First of all: The TRS-80 was not the only computer with this problem, but there were many computers with this problem.
The effect you describe is sometimes called "CGA snow" because before the introduction of EGA cards (CGA cards were used in IBM PCs) IBM PCs were showing this effect.
... it would make the machine slightly slower ...
Depending on how much you write to the screen memory, the machine would have been massively slower.
Okay, the display and CPU cannot access video memory at the same time.
...
Why did they instead give the CPU priority?
To understand that question, we have to keep in mind that "CGA snow" does not happen because display and CPU cannot access the RAM the same time, but because they do access the RAM the same time!.
A circuit that stops the CPU or the display would have been rather complicated and expensive - so the circuit is designed in a way that both the CPU and the display access the RAM at the same time.
Yes, they do access the RAM at the same time.
The question remaining is: Which of both devices (CPU or display) has priority over the RAM address lines in this case?
If the CPU has priority (this is the case in the TRS-80 and in CGA cards), a pixel that should be shown at coordinate (x1,y1) is shown at coordinate (x2,y2). If the pixels at (x1,y1) and (x2,y2) have a different color (or, in text-only modes like the TRS-80: a different ASCII character), you will see some flickering.
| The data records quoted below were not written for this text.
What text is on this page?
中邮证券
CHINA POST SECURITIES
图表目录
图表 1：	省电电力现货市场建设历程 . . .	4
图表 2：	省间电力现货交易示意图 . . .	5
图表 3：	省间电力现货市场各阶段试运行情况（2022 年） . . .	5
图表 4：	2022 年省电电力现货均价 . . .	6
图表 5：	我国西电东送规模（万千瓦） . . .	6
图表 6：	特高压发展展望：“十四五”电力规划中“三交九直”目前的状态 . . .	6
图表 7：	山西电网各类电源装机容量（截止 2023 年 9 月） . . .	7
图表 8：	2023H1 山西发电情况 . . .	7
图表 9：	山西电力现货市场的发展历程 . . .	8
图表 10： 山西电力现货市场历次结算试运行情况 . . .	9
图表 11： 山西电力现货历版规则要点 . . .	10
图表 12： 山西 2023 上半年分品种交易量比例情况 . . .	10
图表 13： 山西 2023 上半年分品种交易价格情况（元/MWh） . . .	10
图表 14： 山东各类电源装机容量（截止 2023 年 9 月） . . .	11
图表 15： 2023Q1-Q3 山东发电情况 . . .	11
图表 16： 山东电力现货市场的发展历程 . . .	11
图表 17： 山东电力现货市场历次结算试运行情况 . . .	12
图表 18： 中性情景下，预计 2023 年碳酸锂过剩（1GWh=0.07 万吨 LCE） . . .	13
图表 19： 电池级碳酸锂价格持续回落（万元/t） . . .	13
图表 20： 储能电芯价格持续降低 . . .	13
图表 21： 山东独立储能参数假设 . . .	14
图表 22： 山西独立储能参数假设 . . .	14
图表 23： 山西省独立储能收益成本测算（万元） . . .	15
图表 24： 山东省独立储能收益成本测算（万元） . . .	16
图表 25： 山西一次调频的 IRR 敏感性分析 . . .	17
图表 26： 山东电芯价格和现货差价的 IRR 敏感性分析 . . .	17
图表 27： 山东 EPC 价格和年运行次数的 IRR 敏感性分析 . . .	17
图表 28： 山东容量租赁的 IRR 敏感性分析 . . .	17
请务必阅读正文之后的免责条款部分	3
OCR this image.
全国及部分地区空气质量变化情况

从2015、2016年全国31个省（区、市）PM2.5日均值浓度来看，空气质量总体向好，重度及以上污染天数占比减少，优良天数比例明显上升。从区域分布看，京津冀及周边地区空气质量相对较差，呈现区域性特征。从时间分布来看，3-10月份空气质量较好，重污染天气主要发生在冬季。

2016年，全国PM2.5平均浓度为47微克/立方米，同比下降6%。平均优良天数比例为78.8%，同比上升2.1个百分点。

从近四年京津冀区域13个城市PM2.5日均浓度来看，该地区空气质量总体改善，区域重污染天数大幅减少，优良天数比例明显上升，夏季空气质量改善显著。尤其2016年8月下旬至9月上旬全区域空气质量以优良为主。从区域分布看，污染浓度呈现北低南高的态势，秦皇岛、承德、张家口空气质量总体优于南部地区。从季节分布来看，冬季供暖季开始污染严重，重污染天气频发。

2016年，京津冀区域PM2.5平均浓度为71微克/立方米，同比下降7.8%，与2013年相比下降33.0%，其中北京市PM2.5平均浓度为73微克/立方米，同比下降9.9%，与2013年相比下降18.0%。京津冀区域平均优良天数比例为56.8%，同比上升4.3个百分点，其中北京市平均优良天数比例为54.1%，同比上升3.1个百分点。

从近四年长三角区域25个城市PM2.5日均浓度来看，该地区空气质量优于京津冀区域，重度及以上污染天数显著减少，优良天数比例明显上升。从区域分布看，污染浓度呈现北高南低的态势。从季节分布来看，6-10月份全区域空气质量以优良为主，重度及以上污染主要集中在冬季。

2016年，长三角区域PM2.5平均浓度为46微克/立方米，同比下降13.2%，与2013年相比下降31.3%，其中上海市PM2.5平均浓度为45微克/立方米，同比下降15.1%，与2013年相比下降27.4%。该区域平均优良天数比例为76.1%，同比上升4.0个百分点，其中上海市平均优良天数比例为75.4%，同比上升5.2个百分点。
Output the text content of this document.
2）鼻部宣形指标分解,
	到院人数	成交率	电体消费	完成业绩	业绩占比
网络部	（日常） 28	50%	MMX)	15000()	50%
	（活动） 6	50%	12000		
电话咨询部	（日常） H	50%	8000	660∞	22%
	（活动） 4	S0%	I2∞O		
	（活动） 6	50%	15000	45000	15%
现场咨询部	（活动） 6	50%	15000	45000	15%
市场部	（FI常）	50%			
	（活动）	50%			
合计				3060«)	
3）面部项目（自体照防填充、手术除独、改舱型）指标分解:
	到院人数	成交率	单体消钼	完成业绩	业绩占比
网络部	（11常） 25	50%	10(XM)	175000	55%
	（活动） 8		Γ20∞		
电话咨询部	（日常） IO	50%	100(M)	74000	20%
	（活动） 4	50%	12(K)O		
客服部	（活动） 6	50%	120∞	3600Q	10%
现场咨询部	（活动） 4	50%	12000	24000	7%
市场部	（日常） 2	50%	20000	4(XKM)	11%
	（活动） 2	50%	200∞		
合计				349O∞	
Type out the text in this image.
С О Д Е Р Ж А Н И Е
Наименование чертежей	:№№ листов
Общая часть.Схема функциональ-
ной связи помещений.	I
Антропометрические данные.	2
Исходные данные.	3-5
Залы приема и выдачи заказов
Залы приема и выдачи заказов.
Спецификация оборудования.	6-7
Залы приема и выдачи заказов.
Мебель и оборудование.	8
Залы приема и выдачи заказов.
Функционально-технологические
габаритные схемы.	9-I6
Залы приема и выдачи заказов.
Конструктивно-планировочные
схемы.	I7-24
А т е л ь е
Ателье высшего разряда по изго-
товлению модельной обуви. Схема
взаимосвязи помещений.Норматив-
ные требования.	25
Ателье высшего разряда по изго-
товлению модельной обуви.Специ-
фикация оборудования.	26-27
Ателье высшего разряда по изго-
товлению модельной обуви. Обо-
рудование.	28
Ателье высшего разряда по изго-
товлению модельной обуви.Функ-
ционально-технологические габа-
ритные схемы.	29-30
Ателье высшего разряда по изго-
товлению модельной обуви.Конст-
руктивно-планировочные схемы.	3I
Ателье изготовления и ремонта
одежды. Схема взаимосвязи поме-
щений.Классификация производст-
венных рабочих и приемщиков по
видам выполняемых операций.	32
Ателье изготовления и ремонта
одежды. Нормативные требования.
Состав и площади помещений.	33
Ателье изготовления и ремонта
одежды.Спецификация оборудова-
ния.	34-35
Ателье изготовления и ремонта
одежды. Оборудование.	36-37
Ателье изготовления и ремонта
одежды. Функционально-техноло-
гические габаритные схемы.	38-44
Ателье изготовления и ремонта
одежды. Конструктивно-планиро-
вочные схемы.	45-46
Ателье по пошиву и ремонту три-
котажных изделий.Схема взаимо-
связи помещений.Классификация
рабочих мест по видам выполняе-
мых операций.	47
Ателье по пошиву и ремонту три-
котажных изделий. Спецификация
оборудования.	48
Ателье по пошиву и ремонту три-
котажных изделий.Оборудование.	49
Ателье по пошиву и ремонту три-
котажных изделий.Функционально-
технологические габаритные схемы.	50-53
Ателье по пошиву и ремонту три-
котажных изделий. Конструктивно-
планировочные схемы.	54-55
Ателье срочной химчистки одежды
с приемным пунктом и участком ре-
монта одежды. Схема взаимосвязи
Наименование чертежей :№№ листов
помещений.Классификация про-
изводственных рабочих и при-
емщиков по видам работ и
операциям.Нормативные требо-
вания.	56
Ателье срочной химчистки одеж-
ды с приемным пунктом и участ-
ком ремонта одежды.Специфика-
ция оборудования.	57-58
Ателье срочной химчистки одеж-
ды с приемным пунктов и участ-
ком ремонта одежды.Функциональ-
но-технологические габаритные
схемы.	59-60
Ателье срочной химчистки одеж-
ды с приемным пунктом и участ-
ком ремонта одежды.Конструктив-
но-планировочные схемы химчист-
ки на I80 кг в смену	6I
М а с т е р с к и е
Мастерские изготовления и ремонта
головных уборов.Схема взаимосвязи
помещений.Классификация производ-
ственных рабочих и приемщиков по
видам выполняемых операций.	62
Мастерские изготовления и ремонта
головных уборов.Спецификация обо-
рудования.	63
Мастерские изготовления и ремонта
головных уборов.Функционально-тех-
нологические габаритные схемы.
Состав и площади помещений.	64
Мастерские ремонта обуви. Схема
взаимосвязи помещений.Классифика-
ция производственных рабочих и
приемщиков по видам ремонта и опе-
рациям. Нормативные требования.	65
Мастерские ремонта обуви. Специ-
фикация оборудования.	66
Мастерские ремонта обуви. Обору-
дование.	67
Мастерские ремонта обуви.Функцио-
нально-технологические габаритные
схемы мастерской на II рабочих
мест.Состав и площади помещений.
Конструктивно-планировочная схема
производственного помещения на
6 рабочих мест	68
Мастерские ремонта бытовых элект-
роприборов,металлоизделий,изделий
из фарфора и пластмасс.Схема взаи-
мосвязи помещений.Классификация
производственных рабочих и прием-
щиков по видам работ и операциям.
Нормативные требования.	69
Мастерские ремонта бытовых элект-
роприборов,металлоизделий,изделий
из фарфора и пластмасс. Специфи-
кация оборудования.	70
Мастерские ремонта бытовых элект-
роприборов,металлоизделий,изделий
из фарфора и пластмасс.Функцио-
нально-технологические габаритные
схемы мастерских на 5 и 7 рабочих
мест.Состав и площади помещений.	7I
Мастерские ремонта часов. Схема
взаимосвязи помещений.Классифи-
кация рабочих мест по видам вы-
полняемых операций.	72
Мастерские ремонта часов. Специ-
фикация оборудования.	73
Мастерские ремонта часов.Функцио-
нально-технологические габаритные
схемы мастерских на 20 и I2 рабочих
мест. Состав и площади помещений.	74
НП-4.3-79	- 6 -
If the display has priority, the data will be written to the wrong addresses in the display memory so the entire display content will be wrong forever!
=> If both CPU and display access the RAM the same time, the CPU must have priority.
I just looked at the schematics:
Using an additional 74LS125 it would have been possible to read back the HSYNC signal via software and implement your idea in software.
However, I doubt that there was still space in the 4K ROM (Level I) left...